03: Butter Poached Maine Lobster - Pasta Impression, Zucchini Rings, Tomato Petal
The lobster was quite inconsistent, some of it was nice and supple while other pieces were overcooked and rubbery. The tomato and zucchini tended to be a bit salty although was quite nice when taken with the pasta. I was a bit apprehensive about the use of a red sauce with the lobster but it turned out pretty well.
04: Duck Breast Fillet "Au Plat" - Creamy Polenta, Shallots, Radish, Nicoise Olives
The last savory course was a duck breast served with a salty Asian flavor. I thought the breast was a touch overdone and dry, the result was a kind of gritty texture that detracted from the dish. I typically don't care for polenta but this had a salty sweetness that reminded me of Chinese tapioca dessert.

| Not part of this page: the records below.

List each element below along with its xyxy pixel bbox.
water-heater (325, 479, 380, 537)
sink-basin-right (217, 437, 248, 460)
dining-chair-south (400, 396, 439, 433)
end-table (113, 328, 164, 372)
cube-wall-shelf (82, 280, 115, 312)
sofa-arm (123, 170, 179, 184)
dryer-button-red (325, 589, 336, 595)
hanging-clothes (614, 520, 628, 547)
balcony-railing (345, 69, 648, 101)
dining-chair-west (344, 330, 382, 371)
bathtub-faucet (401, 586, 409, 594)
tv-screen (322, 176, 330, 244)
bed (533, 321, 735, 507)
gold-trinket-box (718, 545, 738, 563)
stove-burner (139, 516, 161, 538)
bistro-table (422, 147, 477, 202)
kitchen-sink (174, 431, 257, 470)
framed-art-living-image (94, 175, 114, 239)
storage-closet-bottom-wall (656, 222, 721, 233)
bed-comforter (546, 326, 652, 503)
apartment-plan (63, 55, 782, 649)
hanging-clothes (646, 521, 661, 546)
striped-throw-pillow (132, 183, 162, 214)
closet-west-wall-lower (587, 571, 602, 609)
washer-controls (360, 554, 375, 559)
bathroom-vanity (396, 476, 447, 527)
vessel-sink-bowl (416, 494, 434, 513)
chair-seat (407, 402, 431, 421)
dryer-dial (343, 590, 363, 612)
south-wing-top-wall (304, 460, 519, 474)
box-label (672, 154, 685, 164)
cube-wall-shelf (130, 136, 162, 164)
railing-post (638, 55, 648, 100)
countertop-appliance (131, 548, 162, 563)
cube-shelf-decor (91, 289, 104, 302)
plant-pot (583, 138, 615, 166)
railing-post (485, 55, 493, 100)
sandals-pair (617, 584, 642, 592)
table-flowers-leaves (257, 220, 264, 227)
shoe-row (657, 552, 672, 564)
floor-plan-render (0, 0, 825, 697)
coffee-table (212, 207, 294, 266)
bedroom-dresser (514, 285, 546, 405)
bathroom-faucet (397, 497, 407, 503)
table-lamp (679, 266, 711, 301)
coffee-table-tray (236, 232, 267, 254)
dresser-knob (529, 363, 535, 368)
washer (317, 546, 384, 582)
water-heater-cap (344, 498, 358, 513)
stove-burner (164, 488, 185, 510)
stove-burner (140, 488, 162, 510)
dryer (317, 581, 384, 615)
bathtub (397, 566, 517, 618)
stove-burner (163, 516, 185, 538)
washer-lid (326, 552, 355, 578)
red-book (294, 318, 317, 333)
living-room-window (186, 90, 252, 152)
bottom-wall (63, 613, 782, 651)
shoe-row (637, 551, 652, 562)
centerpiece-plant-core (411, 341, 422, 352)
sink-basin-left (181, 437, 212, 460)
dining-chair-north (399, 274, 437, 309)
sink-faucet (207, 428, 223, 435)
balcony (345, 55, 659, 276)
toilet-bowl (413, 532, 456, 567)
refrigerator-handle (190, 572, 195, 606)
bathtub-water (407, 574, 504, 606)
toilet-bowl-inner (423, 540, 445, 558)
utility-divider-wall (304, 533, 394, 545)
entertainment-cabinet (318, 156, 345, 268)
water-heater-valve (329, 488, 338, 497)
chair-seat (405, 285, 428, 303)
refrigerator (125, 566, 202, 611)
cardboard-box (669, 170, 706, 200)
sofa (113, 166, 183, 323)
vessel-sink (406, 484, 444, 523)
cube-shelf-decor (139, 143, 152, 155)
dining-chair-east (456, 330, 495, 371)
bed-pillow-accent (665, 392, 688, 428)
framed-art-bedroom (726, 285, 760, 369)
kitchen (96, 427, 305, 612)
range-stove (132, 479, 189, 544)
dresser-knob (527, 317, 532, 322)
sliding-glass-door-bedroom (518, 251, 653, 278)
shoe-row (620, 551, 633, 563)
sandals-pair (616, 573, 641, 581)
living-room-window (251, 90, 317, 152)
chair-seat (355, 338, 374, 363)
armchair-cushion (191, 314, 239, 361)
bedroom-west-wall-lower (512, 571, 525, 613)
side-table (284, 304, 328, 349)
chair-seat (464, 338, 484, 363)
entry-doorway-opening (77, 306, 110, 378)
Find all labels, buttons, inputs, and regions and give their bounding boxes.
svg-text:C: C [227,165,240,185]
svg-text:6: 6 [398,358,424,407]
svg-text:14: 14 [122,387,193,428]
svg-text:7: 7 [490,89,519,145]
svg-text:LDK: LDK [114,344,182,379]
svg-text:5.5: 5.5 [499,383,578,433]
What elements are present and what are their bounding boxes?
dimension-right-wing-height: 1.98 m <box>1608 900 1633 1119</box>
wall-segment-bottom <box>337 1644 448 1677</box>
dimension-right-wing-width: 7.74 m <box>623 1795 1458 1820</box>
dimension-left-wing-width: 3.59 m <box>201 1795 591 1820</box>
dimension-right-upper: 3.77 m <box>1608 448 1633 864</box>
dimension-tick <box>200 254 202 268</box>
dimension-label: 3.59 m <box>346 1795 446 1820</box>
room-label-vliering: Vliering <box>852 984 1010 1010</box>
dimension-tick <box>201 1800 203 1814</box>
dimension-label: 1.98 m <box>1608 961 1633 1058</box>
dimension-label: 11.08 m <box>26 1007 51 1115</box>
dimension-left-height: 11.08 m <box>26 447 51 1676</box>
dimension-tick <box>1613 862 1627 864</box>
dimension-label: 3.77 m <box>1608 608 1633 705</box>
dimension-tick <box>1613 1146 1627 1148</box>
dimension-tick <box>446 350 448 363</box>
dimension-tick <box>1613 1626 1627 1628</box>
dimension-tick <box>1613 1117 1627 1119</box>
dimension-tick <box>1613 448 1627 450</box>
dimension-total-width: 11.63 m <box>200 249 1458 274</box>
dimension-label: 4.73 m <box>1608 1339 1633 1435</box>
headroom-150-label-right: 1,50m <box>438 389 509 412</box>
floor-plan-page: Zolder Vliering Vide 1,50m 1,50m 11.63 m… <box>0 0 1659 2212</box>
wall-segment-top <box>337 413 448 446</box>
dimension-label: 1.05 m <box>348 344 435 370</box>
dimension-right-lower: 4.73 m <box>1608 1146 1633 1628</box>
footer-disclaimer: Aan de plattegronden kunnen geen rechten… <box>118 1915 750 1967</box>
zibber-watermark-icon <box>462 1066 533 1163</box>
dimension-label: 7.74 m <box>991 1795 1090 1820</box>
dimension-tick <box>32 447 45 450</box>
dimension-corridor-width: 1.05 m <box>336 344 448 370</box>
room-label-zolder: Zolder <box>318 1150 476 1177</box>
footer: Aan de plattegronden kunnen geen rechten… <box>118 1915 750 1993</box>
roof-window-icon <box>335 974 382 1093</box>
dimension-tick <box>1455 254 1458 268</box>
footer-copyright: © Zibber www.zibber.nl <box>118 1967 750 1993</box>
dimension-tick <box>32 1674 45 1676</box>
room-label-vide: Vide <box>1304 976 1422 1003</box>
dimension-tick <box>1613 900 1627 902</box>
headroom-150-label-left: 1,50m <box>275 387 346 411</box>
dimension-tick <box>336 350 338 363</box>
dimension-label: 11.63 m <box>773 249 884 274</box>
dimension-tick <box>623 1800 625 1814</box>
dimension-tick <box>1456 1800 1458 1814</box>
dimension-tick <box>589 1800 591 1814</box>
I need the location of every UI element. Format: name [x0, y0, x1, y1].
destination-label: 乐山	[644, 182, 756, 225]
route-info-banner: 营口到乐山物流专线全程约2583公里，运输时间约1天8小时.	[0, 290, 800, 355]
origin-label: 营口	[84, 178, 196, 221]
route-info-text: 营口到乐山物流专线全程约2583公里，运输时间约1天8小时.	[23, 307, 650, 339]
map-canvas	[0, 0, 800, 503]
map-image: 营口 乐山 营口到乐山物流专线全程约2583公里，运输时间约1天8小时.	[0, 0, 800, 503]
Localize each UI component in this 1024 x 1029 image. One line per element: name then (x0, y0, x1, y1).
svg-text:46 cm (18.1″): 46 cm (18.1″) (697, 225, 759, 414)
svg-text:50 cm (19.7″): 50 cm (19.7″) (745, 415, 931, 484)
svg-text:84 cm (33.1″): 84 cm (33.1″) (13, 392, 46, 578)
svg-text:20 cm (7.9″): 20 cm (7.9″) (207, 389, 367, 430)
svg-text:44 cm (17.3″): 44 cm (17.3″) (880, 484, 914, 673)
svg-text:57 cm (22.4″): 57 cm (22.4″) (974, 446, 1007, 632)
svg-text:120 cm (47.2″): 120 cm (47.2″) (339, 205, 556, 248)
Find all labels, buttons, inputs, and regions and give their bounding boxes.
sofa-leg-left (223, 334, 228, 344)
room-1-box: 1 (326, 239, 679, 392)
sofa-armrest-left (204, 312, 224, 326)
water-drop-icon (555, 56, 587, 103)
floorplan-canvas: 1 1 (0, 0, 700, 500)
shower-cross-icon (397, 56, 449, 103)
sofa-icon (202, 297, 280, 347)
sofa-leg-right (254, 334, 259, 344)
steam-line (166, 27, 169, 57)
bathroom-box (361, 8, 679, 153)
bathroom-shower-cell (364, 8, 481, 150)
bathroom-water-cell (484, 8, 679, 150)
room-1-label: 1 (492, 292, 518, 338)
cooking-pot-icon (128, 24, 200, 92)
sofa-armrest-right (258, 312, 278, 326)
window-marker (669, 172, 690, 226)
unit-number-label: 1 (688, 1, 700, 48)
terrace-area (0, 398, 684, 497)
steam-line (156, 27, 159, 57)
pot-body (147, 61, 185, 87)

05: Apple Sablé - Granny Smith Sorbet, Calvados Emulsion, Vanilla Cream
Sablé cookie is basically a short bread, paired with apple sorbet and vanilla this reminded me of an apple pie or tart. The distinctive preparation of each ingredient results in a stellar multi-dimensional affair, the various textural and temperature contrasts elevate this far above your typical apple pie.
Mignardises - Raspberry Macaroon, Chocolate Macaroon, Passionfruit White Chocolate, Vanilla Rum Dark Chocolate
Fairly typical mignardises, the raspberry macaroon was particularly good with a hard outer crunch that yielded a soft chewiness sweetened with a jammy raspberry center.
Overall I was a bit disappointed with my first fine-dining experience in New York. The courses were technically solid, but aside from the dessert, they lacked something that would make them truly memorable. For a restaurant that supposedly put so much effort into its wine, the only thing truly impressive was the price, 2.5 glasses and a cocktail ended up costing one of my companions $135, more than the cost of the tasting menu ($110).